Your kernel code is actually fine (although the code you've posted sets every pixel to white, so it would be hard to tell if it was working!). The issue is in the way you are creating the image. When you specify shape=(100,100,4)
in your cl.Image
constructor, you are actually asking for a 3D image.

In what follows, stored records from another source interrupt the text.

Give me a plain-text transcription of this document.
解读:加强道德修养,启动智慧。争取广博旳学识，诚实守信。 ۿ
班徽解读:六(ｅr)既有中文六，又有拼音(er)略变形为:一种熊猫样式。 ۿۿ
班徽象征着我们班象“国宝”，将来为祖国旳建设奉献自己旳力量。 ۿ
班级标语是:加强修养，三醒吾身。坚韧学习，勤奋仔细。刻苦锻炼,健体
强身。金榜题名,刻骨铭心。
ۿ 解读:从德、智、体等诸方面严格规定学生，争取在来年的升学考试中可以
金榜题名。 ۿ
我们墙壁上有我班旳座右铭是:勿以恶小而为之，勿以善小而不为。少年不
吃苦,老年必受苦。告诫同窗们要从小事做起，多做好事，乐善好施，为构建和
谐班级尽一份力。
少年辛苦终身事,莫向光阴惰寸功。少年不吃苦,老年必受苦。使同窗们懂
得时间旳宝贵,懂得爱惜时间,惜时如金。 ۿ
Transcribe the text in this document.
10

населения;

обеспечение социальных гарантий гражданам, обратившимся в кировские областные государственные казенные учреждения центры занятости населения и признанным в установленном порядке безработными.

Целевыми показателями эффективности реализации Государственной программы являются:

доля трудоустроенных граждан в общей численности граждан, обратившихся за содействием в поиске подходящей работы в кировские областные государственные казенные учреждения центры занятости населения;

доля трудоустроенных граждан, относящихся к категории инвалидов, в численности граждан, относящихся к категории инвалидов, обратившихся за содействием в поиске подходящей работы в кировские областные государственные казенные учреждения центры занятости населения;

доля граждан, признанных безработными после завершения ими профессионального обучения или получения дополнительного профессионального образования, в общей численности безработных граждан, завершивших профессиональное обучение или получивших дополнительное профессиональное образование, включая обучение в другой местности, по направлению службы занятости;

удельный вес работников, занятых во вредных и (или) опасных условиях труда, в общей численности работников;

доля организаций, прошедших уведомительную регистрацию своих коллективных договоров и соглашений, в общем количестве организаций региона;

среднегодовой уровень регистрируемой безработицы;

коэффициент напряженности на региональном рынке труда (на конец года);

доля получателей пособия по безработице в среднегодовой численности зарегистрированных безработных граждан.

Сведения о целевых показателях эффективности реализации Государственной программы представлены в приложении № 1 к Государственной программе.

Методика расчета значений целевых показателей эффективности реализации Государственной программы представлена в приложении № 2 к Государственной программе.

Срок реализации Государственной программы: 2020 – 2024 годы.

The simplest way to get your example code to produce something useful is to modify these lines:
f = cl.ImageFormat(cl.channel_order.R, cl.channel_type.UNSIGNED_INT8)
....
dst_image = cl.Image(ctx, mf.WRITE_ONLY , f, shape=(100,100,4))
...
cl.enqueue_copy(queue, postimage, dst_image,
origin=(0, 0, 0),
region=(100,100,4))
to
f = cl.ImageFormat(cl.channel_order.RGBA, cl.channel_type.UNSIGNED_INT8)
....
dst_image = cl.Image(ctx, mf.WRITE_ONLY , f, shape=(100,100))
....
cl.enqueue_copy(queue, postimage, dst_image,
origin=(0, 0),
region=(100,100))
Here I've changed to image format to RGBA, which matches what the matplotlib
image display function appears to expect (I'm not familiar with that library, so it might be that you can get it to display single channel images too). I've also modified the lines that create the image and copy it back to the host to be 2D, rather than 3D.
Now, if you change your kernel to write this data to the image:
write_imagef(dst, (int2)(column, row), (float4)(1.0f, 0.0f, 0.0f, 1.0f));
you should get a nice red output image!